Take the inlet off and look at the ball really close, you'll see a small peice of white plastic, get it out.


----------



## Workaholic (Feb 3, 2007)

Brushslingers said:


> Take the inlet off and look at the ball really close, you'll see a small peice of white plastic, get it out.


This is what i was going to say as well. 
Rent you a rig if you have to, have yours repaired.


----------



## Traditions (Aug 22, 2006)

what is the white plastic?


----------



## Brushslingers (Jul 28, 2006)

Dunno really, some sort of packing that always comes loose and jams the ball, i've had five spraytechs and every single one does the same thing.... pumps out a few fives and then.... jam, every single one had a little peice of white plastic jammed in the ball. My oldest one has now pumped out about 4k gallons and still going strong after that incident.
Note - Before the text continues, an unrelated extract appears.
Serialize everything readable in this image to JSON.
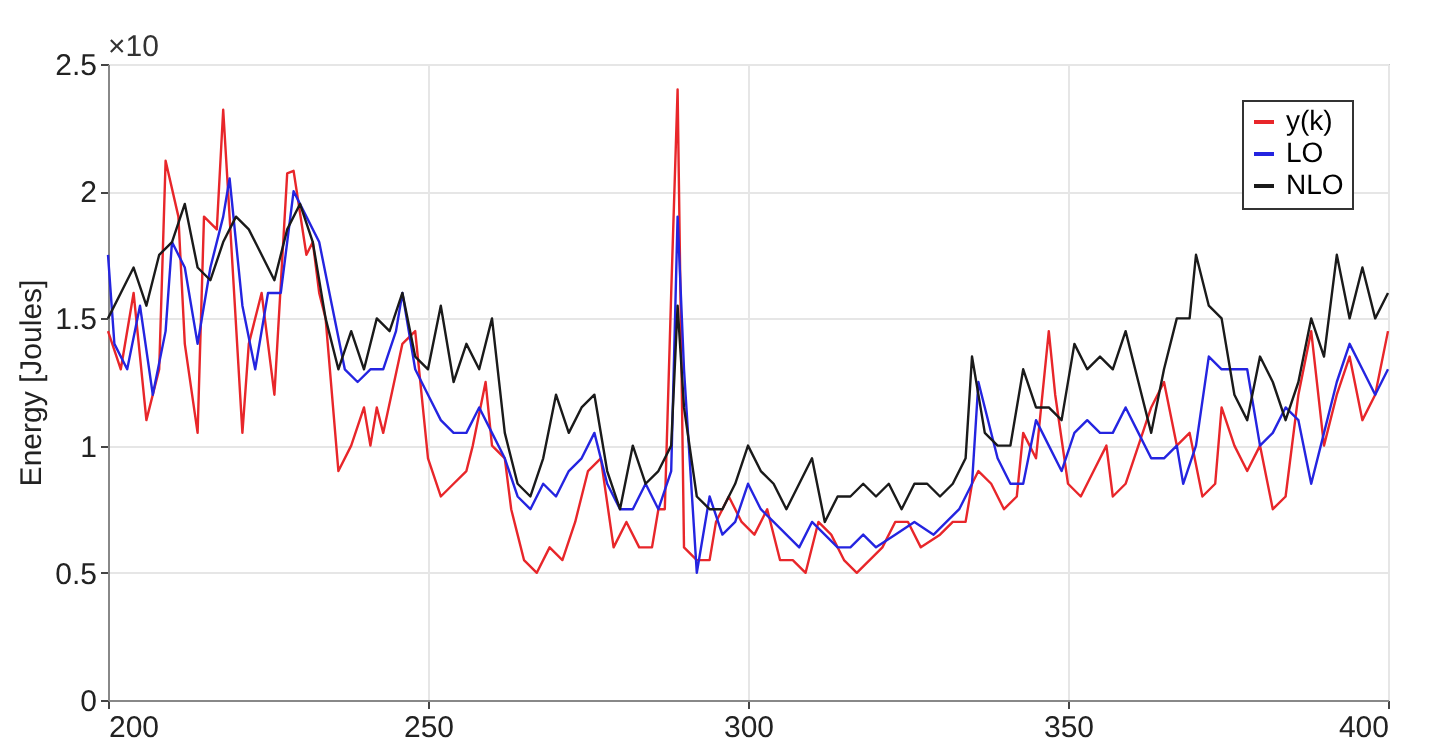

Oh yeah, if you call thier "help" line, they will tell you to tap the ball housing with a screwdriver and call back, then they will tell you to duct tape the tube... heh, worthless.


----------



## Workaholic (Feb 3, 2007)

LMAO @ Duct tape.
I used to run a small 2205 for trim, same thing.


----------



## Traditions (Aug 22, 2006)

maybe a dumb question but why would it build pressure at half but not at full pressure?


----------



## Brushslingers (Jul 28, 2006)

Ball is sticking at half cocked... more pressure more the ball needs to move.


----------



## Traditions (Aug 22, 2006)

I ended up sending it off. Sw store in decatur works on them so they are sending it there. It is still under warranty. Sprayers are a great tool but it seems like i am always working on them. I need to learn to service them better. I am pretty good with mechanic type work. I just don't have the time lately to tinker with it. Would save lots of time and MONEY! Thanks for all your replies!


----------



## Workaholic (Feb 3, 2007)

Yeah i prefer to do most of my maintance myself. My 695 blew a chip a couple of years ago, i could'nt figure out what was wrong so i had to send it out, cost 300 dollars. Now i have service manuals for graco on dvd.


----------